Les chercheurs se sont alors demandés comment ces nanoparticules pouvaient se retrouver dans le cerveau, normalement protégé des éléments toxiques par une structure particulière : la barrière hémato-encéphalique (BHE). Pour répondre à cette question, des équipes du CEA et de l’UJF ont utilisé un modèle cellulaire in vitro qu’ils ont développé pour reproduire cette barrière protectrice. Le modèle développé par ces chercheurs reconstitue la barrière en associant deux types de cellules primaires : des cellules endothéliales (pour le système sanguin), cultivées sur une membrane semi-perméable, et des cellules gliales (pour le système nerveux).
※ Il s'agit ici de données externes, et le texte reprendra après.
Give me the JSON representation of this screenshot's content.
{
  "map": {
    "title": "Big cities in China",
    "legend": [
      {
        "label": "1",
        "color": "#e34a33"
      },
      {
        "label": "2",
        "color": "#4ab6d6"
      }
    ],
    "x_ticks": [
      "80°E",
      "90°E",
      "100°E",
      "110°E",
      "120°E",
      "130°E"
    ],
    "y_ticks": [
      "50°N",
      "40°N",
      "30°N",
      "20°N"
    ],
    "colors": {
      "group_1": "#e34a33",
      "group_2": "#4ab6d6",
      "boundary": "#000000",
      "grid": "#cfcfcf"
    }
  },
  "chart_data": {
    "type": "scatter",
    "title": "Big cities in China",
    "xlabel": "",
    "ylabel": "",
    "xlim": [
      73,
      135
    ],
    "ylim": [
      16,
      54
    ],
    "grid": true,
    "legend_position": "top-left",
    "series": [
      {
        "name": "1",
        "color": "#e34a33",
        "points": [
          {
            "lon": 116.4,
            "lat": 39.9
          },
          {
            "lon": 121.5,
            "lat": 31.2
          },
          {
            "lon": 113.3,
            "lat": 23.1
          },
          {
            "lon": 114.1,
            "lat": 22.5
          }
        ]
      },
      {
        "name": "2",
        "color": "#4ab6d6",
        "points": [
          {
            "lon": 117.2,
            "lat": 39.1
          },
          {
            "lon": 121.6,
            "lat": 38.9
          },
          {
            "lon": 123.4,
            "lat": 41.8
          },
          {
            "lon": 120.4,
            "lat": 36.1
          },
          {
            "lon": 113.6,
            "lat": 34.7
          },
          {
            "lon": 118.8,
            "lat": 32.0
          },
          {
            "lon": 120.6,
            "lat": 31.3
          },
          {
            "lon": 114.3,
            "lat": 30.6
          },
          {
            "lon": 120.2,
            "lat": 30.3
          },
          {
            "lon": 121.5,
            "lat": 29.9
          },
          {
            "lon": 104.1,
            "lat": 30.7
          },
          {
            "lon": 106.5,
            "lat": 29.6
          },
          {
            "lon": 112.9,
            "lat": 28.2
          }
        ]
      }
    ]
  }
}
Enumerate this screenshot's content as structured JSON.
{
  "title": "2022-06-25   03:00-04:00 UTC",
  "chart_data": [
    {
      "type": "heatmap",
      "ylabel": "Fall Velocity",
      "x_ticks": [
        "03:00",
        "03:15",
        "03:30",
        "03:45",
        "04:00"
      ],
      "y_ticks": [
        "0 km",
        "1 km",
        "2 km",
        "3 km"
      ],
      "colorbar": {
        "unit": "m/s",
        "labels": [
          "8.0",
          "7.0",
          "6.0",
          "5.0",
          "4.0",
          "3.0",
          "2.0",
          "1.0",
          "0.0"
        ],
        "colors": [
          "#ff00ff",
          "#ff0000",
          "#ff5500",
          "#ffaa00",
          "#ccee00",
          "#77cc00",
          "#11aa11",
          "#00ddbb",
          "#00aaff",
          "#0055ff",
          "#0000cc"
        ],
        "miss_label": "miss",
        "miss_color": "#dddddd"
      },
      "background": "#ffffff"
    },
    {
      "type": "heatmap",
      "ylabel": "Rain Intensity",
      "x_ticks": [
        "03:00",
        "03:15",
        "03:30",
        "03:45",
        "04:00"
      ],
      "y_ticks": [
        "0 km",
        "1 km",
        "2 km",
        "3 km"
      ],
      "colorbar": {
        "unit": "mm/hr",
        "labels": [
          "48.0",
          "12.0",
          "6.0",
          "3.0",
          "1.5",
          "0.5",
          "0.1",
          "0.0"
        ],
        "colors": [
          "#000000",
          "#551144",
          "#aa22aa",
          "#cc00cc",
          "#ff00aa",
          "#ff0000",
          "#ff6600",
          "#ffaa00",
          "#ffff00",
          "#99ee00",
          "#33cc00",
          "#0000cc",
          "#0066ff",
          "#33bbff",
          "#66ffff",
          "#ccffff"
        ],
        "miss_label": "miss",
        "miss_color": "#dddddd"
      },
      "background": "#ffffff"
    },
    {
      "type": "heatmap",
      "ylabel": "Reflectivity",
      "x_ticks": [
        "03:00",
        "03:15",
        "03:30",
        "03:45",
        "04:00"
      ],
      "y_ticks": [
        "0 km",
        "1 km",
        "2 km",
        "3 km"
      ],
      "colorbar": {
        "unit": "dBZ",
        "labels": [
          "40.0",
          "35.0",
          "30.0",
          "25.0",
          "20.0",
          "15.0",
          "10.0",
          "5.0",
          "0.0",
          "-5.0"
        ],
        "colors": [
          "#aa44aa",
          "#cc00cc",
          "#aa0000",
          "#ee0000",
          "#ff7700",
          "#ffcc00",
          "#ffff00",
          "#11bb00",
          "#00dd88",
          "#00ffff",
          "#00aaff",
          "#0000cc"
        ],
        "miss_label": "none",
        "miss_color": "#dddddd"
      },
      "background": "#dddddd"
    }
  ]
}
Il présente les principales caractéristiques de la BHE in vivo, y compris humaine[ii].

Grâce à ce modèle, les chercheurs ont mis en évidence que l’exposition aiguë et/ou chronique de la BHE aux nano-TiO2 entraîne une accumulation de ces nanoparticules dans les cellules endothéliales. Elle altère également sa fonction protectrice, d’une part en rompant la barrière et d’autre part en diminuant l’activité de la P-glycoprotéine, une protéine présente dans les cellules endothéliale et dont le rôle est de bloquer les toxines susceptibles de pénétrer le système nerveux central.

Ces résultats suggèrent que la présence de nano-TiO2 pourrait être à l’origine d’une inflammation cérébro-vasculaire. Ils suggèrent également qu’une exposition chronique, in vivo, à ces nanoparticules pourrait entrainer leur accumulation dans le cerveau avec un risque de perturbation de certaines fonctions cérébrales.